Gelelim yemek konusuna, pizzanın doğum yeri NAPOLİ vee buranın 2 meşhur pizzacısı var.. Biri ilk pizzanın yapıldığı fırın, bunu da araştırmış öğrenmiştim gelmeden tabisi. Sora sora onu buldum. ye dua et sev filminde de görülen pizzacı, anam yer bulup oturmayı geç pizzanı yiyebileceğin bir köşe bulursan şanslı günündesin demektir.. Yarım saat bekledim ama değdi mi değdi be anam.. Of yani pizza işte budur diyosun.. Veee hemen belirtiyorum... Hani Pisa ucuz falan demiştim ya anam yalan oldu, diğer bütün şehirlerde pizzayı dilim olarak almak istersen (kii dilimden kastım bizim orta boy pizzaların yarısı) o 3-6 euro arasında değişiyoduuu. Burada anam 1 dilim pizza + cola 2 euro, kötümü hayır asla değil 10 numara, geberene kadar ye yani.. zaten birini yiyon aklın ötekinde kalıyo oda buda derken pizzaya doymak için Napoli diyorum başkada bir şey demiyorum...
Yedim çıktım baktım bi otobüs durağında 14:10 kapri motoru diye ilan var, oo dedim süpere dedim where is pronto?? Yetişmek için koş babam koş.. Atladım katamarana vardım capriye... Jet sosye de capriye bayılıyomuşşş, sosyetenin adasıymışşş, kı.... kenarları töbe yarabbim töbee, resimleri göreceksiniz.. Ada ulan işte bildiğin ada, manzarası süpermiş ulan en tepeye de çıksan, ki çıktım, bi denizi görüyon lacivert bi deniz yani başka bişe yok.. Bu arada catamaranda mısırlı bir çiftle sohbet ettik, biraz turla gelmişler, 50 euro. Bakın şimdi benle aynı saatte gidiyolar, aynı saatte dönecekler ve 50 euro, ben git gel yol parası 40 ödedim.. Ulan 10 euro niye fazladan veriyonuz be mallar, bi rehber adada sizin görüp gezemeyeceğiniz ne verecek size böyle mallık yok kardeşim..

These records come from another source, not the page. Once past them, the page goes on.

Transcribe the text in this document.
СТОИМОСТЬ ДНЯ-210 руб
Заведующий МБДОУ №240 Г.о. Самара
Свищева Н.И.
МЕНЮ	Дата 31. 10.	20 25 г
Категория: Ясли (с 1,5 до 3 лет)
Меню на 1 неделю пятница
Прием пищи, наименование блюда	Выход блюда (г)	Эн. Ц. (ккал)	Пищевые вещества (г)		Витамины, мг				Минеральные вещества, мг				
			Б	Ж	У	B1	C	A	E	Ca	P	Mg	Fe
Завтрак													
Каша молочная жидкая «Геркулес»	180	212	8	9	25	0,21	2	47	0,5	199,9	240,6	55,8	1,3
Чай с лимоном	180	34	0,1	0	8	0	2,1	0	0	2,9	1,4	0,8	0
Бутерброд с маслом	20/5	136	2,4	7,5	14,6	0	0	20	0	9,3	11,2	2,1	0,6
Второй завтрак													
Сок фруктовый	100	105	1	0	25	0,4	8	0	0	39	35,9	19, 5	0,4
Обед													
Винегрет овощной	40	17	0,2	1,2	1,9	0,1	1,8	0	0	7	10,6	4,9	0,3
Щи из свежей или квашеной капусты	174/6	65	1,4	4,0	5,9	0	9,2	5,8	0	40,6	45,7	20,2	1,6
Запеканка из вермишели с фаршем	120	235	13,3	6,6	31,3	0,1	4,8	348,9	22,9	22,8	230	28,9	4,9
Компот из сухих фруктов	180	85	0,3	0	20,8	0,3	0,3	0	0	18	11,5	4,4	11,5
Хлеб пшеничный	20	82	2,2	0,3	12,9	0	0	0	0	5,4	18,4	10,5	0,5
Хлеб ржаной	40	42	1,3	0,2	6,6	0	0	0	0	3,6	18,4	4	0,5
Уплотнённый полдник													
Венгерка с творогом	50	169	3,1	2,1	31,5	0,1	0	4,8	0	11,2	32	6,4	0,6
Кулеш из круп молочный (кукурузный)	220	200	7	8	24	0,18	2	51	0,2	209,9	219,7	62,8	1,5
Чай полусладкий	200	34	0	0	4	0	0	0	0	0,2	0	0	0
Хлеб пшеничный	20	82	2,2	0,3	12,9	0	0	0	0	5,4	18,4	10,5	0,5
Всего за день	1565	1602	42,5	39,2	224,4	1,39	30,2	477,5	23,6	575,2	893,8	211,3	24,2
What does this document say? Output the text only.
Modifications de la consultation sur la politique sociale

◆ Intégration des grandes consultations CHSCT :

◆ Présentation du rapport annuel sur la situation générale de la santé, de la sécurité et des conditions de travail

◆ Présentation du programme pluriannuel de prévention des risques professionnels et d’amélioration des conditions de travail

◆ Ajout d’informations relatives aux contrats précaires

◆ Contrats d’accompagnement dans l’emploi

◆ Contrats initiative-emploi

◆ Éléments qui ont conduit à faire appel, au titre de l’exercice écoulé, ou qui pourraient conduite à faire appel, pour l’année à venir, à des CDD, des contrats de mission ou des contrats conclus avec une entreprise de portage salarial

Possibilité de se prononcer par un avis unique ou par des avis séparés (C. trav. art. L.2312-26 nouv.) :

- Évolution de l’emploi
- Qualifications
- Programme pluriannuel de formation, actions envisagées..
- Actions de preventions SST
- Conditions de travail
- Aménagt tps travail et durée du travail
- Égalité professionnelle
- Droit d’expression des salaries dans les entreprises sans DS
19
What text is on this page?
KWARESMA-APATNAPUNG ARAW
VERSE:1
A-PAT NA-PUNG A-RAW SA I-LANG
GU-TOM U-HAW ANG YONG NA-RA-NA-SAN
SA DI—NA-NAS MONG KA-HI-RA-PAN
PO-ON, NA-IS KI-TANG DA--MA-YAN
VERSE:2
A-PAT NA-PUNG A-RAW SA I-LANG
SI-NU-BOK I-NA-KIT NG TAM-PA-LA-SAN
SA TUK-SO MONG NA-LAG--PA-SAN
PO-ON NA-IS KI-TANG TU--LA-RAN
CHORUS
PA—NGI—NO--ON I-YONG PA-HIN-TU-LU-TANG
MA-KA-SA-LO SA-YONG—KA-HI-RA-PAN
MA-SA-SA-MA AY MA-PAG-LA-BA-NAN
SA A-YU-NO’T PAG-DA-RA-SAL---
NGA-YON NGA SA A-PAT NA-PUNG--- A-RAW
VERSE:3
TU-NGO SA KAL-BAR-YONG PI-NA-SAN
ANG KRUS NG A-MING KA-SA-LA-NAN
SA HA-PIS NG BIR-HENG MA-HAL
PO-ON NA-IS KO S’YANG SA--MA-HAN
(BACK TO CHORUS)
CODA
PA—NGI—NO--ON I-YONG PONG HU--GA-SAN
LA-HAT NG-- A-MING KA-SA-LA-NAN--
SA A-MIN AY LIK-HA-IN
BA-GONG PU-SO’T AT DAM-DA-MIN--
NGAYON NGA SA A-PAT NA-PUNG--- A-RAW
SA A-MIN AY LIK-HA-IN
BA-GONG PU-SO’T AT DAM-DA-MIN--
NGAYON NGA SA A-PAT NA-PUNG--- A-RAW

İndik neyse baktım tekne turları, amca dedim 2 saatlik olana al beni.. atladık tekneye adanın etrafını turlamaya. Ana capriye götürüyo, mağara falan etrafı gezip getiriyo... ee ada işte deniz mağaralar millet şakır şukur resim çekiyo, bi delik görüyolar aaaa oooo çek babam çek, bende hatıra olsun diye çektim bir iki tane... Bi mağaraya getirdiler, kimse yüzmüyo anam bana bastı dedim "ben var yüzmek" iki İngiliz karı da çıktı, kaptan okey dedi.. Buradan girin, arkadan alalım sizi.. İyi dedim, zaten burundayız, karşısı da görünüyo hopp çıkarız tekne gelene kadarda yüzerim. Anam demez olaydım, atlamaz olaydım, Venedik sokaklarından sonra bu mağarayı da yüzerek geçtim ya daha bana kolostrofobinin K si uğramaz anam.. O görünen burnun ucundaki delikten size yemin olsun 45 dakkada çıktık.. Yüz babam yüz, tutuncak yer yok, biraz yukarı zıplasan kafan değecek, anam ışığı görüyon dışarıdaki tekneleri görüyon ama yüz yüz yol bitmiyo.. Ben orda gitmedim ya bugün daha kolay kolay gitmem.. Limon kokulu adaymış ha si.... diyesi geliyo insanın, ne kokusu ne limonu be, bizim bodrumda sokaklarda dökülüyo limonlarda kokuları evlere siniyo.. Ah bizim salak insanımız ahhhh..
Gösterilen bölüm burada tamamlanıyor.